Lee I Y, Skinner H B, Keyak J H
Rehabilitation R&D, VA Medical Center, San Francisco, California.
J Biomed Mater Res. 1994 Sep;28(9):1055-60. doi: 10.1002/jbm.820280910.
With the resurgence of the use of bone cement in total hip arthroplasty, a renewed interest in techniques or designs that may reduce cement fixation failure has arisen. Analysis of the stresses at the tip of the prosthesis may suggest strategies to reduce loosening. This study analyzed stresses in the cement near the tip of a femoral component as a function of cement thickness, using a three-dimensional finite element model. A section of an idealized circular femoral shaft with implanted prosthesis and cement was modeled with loading conditions representing the stance phase of gait. Increasing cement thickness from 2 to 5 mm by reducing the prosthesis diameter from 15 to 9 mm is predicted to reduce stress significantly in the cement mantle of a femoral implant. Peak tensile stresses are reduced 45%, whereas peak von Mises and shear stresses are reduced 40%. Such a reduction in stress can increase fatigue life by an order of magnitude. Peak interface tensile stresses occur on the medial side at the tip of the prosthesis in a transverse direction, indicating likelihood of failure due to debonding. The shear and tensile stresses predicted by our model greatly exceed the fatigue endurance limit values for both bulk cement and the cement-prosthesis interface, indicating the likelihood of premature fatigue failure, even allowing for considerable uncertainty. These analytical results suggest that the surgeon should adopt a strategy of selecting a prosthesis that permits a 5-mm cement mantle near the tip of the prosthesis.

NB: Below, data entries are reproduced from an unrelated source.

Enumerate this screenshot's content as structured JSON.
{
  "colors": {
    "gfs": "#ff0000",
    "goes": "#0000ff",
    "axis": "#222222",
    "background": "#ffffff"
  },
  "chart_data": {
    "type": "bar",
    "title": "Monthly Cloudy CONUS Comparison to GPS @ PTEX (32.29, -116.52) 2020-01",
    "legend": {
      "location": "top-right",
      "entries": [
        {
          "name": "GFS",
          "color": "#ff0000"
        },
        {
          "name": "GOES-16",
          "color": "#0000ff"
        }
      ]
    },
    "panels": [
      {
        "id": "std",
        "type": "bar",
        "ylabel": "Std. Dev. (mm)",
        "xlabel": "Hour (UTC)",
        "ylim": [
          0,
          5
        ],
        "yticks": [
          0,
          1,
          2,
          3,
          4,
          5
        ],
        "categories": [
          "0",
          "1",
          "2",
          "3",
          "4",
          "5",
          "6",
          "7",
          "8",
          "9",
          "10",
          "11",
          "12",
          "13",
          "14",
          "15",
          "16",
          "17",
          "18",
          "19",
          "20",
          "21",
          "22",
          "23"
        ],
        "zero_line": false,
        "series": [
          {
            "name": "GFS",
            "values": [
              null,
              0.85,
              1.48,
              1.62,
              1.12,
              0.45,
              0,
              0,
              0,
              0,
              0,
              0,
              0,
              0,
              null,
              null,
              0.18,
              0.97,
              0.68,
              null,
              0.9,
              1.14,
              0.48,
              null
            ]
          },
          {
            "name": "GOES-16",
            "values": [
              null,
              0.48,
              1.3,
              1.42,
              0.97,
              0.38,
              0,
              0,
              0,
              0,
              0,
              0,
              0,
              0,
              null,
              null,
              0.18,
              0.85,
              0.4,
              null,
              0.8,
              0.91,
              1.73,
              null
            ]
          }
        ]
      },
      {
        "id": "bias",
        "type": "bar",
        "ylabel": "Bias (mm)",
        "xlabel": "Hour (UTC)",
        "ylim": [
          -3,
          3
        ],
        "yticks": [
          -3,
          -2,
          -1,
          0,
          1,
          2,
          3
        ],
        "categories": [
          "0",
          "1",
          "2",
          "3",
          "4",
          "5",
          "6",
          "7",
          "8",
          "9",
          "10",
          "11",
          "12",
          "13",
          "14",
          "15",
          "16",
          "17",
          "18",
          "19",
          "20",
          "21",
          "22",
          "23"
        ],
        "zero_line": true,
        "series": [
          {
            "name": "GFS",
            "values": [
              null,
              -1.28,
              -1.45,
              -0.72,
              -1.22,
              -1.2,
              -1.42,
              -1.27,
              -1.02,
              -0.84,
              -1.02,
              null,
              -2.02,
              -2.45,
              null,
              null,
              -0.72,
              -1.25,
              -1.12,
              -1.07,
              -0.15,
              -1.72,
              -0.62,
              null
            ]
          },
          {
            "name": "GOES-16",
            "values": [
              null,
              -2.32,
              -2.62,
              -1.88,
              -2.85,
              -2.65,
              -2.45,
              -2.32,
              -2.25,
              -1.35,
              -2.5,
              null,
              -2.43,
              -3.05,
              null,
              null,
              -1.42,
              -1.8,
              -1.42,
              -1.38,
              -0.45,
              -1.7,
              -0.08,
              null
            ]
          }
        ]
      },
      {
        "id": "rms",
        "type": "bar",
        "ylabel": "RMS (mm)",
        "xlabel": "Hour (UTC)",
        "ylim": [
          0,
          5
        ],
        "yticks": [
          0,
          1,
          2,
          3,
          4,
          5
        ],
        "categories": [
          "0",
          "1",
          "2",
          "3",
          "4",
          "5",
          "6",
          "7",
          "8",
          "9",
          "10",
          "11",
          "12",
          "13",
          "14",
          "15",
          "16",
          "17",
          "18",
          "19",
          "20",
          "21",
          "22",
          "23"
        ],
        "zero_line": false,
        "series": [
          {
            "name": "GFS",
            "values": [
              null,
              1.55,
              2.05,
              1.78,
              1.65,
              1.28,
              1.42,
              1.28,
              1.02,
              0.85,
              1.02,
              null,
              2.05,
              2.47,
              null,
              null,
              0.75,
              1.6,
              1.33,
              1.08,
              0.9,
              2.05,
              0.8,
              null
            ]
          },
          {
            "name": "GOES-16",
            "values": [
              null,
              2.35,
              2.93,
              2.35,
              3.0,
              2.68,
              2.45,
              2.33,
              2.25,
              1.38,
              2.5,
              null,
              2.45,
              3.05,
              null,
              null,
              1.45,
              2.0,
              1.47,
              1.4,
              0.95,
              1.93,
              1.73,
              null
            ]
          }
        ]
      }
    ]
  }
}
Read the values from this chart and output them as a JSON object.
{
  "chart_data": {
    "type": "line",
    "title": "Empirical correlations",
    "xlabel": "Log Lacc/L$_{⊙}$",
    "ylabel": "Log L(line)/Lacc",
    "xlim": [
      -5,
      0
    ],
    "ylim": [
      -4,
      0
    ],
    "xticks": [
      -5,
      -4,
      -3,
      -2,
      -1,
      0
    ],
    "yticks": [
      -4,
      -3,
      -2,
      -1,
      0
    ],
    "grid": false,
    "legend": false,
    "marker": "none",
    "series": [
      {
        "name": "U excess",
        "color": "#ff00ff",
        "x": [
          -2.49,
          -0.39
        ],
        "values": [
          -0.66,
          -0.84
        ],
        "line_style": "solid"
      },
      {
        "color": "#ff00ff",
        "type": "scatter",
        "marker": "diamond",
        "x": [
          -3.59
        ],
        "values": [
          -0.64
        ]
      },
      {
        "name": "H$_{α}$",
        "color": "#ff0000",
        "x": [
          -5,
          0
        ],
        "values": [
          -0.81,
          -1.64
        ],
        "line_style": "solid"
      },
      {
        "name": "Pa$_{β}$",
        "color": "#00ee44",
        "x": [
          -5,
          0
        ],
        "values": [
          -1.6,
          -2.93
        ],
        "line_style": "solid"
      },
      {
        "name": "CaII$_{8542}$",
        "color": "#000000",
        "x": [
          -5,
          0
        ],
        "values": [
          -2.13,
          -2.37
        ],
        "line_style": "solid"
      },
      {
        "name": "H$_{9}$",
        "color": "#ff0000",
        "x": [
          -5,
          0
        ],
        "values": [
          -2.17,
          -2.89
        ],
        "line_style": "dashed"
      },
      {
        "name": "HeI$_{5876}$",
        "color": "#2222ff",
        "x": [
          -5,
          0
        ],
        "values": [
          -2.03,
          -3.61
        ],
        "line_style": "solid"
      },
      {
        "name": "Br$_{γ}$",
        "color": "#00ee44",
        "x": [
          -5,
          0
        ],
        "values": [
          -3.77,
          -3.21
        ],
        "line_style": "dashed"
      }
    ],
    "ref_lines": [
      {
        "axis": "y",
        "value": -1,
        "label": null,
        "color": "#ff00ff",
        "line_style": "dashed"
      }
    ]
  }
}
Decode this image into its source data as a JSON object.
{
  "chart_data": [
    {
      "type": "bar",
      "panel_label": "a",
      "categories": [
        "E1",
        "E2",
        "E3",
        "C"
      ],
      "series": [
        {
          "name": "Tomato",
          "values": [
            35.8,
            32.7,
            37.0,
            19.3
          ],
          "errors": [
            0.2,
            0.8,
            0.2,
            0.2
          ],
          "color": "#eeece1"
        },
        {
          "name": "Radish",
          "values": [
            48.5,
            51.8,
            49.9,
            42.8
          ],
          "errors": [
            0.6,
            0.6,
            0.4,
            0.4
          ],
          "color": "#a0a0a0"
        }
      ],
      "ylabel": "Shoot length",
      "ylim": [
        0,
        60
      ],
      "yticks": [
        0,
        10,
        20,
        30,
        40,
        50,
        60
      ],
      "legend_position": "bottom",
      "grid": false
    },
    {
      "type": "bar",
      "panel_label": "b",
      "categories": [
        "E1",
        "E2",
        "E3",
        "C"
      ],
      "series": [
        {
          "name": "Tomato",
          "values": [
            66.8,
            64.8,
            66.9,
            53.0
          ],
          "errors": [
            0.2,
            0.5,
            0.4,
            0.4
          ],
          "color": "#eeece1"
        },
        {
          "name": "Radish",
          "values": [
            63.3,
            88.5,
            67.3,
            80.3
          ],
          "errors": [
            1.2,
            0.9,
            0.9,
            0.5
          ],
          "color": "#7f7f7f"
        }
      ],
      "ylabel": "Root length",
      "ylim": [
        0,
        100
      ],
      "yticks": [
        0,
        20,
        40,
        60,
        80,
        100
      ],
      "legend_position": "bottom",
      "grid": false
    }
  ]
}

随着骨水泥在全髋关节置换术中的再度应用,人们对可能减少骨水泥固定失败的技术或设计重新产生了兴趣。对假体尖端应力的分析可能会提出减少松动的策略。本研究使用三维有限元模型,分析了股骨部件尖端附近骨水泥中的应力与骨水泥厚度的函数关系。对一段植入假体和骨水泥的理想化圆形股骨干进行建模,加载条件代表步态的站立期。预计通过将假体直径从15毫米减小到9毫米,使骨水泥厚度从2毫米增加到5毫米,可显著降低股骨植入物骨水泥套中的应力。峰值拉应力降低45%,而峰值冯·米塞斯应力和剪应力降低40%。这种应力降低可使疲劳寿命提高一个数量级。峰值界面拉应力出现在假体尖端内侧的横向,表明由于脱粘而导致失败的可能性。我们模型预测的剪应力和拉应力大大超过了整体骨水泥和骨水泥 - 假体界面的疲劳耐力极限值,表明即使存在相当大的不确定性,也可能出现过早疲劳失效。这些分析结果表明,外科医生应采取一种策略,即选择一种能在假体尖端附近形成5毫米厚骨水泥套的假体。